Monday, March 28, 2011

Clean house and a clear(er) head

Have I mentioned that I love my therapist?  I got a good one kind of out of sheer luck. After essentially having a nervous breakdown due to the horribleness of a previous boss (see post below) I asked a friend for a recommendation, and voila! Good therapist.

I've had a fair  number of bad therapists in my life, such that it's kind of surprising I would go see a new therapist at all. But I did, and I've been seeing her for 5 years now. Kind of hard to believe it's been that long! I've been seeing her for so long that my insurance company cut me off from sessions because I'm "not getting better" apparently. They'd prefer that I try drugs. Less expensive, yanno.

But I AM getting better-- I know that much. Yes, it's slow going, but after 5 years I can confidently say that I wouldn't be getting married in August without her help in working through my issues. I still have a bunch more issues to unpack, which is why I still go and see her, but I know it's helping.

When I saw her last Friday I shared some of the issues described in the two previous posts. In one of the stories I shared about my frustrations and anger with the two women at the training session I'm participating in and how these two women are probably the least qualified people I've ever met and they are training to be therapists. Part of the reason it made me so angry was because I felt like they were doing something that I couldn't allow myself/give myself permission to do.

After all, on paper it makes much more sense to do the EdD program.

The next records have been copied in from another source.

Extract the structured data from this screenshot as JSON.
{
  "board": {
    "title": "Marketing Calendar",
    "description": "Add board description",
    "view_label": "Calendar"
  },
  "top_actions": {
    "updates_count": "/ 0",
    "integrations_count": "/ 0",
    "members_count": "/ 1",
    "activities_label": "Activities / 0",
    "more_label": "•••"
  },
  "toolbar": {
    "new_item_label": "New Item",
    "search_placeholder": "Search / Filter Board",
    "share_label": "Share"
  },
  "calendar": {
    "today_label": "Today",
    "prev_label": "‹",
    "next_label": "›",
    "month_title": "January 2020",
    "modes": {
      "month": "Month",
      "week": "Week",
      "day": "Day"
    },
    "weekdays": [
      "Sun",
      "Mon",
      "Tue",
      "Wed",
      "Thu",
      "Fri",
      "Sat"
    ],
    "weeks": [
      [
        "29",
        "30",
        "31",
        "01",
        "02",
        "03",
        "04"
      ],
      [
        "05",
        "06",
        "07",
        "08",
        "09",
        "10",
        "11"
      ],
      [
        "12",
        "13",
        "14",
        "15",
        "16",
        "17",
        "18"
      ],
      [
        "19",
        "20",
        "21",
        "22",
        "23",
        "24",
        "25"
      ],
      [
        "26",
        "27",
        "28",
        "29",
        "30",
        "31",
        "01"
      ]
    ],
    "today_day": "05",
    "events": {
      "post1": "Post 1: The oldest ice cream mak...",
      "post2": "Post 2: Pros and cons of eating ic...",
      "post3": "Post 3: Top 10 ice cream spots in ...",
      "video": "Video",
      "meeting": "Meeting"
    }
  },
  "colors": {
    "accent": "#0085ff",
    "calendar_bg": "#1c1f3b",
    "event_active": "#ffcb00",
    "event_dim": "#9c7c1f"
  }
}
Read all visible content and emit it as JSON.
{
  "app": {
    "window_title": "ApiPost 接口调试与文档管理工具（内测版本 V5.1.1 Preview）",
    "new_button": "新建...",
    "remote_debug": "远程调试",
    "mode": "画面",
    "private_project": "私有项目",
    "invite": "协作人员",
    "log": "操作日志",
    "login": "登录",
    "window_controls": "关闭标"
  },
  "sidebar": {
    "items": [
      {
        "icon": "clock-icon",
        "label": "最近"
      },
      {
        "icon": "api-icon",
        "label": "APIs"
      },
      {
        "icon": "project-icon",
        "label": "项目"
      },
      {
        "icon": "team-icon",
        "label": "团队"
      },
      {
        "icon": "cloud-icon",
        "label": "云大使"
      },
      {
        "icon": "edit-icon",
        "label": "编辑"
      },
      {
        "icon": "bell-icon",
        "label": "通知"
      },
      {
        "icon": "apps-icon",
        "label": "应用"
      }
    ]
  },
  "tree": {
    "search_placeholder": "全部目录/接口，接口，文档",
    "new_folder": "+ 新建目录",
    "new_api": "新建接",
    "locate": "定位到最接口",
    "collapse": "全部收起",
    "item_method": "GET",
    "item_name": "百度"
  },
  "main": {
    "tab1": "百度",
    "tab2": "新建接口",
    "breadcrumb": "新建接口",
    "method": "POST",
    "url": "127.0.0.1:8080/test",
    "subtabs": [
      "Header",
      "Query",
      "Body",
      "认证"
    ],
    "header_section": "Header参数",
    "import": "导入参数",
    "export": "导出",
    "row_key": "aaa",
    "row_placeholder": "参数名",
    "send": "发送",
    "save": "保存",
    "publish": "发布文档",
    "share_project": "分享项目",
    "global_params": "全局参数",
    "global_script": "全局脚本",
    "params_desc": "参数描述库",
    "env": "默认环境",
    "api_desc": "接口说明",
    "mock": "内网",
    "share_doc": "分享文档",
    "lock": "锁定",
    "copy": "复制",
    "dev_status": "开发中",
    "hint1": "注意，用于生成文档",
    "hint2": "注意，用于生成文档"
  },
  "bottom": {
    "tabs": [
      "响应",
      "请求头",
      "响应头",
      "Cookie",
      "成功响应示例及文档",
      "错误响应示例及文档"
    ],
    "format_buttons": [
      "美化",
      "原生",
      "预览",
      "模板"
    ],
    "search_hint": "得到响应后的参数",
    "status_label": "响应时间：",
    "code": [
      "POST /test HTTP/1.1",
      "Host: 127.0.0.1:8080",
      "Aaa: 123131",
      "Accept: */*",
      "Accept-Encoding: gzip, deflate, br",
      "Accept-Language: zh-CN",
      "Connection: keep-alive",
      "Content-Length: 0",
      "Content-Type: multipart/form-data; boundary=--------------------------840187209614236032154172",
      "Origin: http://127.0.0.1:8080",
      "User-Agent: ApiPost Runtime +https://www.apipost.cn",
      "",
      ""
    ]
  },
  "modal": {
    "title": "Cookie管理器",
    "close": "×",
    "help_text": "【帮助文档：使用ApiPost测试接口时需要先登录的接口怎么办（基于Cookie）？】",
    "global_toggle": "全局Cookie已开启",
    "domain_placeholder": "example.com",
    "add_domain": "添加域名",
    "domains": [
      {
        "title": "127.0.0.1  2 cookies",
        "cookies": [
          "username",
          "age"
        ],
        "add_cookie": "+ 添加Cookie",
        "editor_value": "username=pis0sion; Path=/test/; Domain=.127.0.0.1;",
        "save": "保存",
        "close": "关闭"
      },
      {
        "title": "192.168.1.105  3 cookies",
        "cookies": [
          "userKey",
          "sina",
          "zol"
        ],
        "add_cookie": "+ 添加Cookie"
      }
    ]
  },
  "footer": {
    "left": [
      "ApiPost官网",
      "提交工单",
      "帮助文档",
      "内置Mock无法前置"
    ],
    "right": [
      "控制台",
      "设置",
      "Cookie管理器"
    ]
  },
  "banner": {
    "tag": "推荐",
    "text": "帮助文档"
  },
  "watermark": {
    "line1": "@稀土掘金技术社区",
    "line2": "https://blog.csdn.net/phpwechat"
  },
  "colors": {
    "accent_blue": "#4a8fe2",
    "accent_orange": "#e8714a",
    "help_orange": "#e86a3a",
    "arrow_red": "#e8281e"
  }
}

EdD            vs         PsyD
3 years                    4-6 years
$21k                      $100+k
Part time                 Full Time
Not moving             Probably Moving
Jedi keeps his job    Jedi probably needs a new job
Easy App Process   Difficult App Process
Potential future earnings for both about the same

But what seems clear on paper is less clear when one factors in emotions. And I was getting really emotional/tense/anxious without really knowing why.  And when I identified that I was really angry about other people doing what I wouldn't allow myself to do I suddenly felt much more at peace.  My therapist and another friend both said that my entire demeanor changes when I talk about doing one program versus the other.

I realized also that one of the things that is very important to me is being able to have control over my work environment and time.  I love my current job (most of the time.) My boss is great about being flexible if I need to go to an appointment or need a comp day. I have great vacation time (22 days!) I have good benefits... (they were better last year before budget cuts... grumble...)...

But, at the end of the day, I really have no control over who my next boss will be, if my benefits will be cut further, if my new boss will be flexible with vacation time... etc.

And I realized that if I do the EdD I am essentially saying that my life will be a life spent doing one thing, under the control of someone else, forever.  And in some ways it's not bad-- there's some security to that-- But what I want most of all is to be free and in control of my work life.  I want to be able to say that I won't take clients from 2-5 when my (hypothetical future) children are coming home from school. But I can take clients from 5-7 when lots of people with non/flexible jobs might need someone.  I want to be able to scale back my work load when my grandmother is sick so I can have more time to take care of her... etc.

Additionally, while doing the PsyD means that I can go into private practice, it certainly wouldn't prevent me from continuing to work at a school or college. I could potentially have the best of both worlds.

I'm also much more interested in the topics covered by the PsyD program than I am the EdD program.

After much thought and soul searching I realized how much freer and easier I felt at the thought of doing the PsyD program. In addition to all the factors mentioned above, I think I was just scared to try. I mean, what if I really went for what I wanted and I failed. Gulp.

I talked to a good friend-- Megan-- (i think I had given her a nickname on here at one point, but we'll go with Megan for now.)  She just got accepted to a similar program with a full scholarship & stipend (yea!) and she was giving me hints for the GRE/Psych GRE... (She got a perfect score... not surprising, knowing her... though she claims to be bad at standardized tests.) She's going to send me her resource books and everything, which I very much appreciate. Maybe someday-- if I get into a program-- we can even start a practice together, which would be amazing.

I also decided that I'm still going to apply for the EdD program. My application is already 3/4 complete and if I get in I can always defer until next year (2012).  That way I can go through the long, painful application process to the other programs but still potentially have a back up in case I don't get admitted to any of the PsyD programs. Which is possible. I may utterly bomb the tests and the applications.  But unless I try I don't think I'll be happy with myself.

There's one program I'd really like to get into above all others about an hour away because it means that I would probably be able to continue working where I'm at part-time, Jedi could stay in his job, and we wouldn't have to move. Fingers crossed for that one!

As for Jedi? Well, he's completely supportive, as always.

And, amazingly, these newfound revelations and the peace it brought me led me to give my house a thorough cleaning yesterday. ahhhhh..... My house hasn't been this clean since my mother came to visit last June.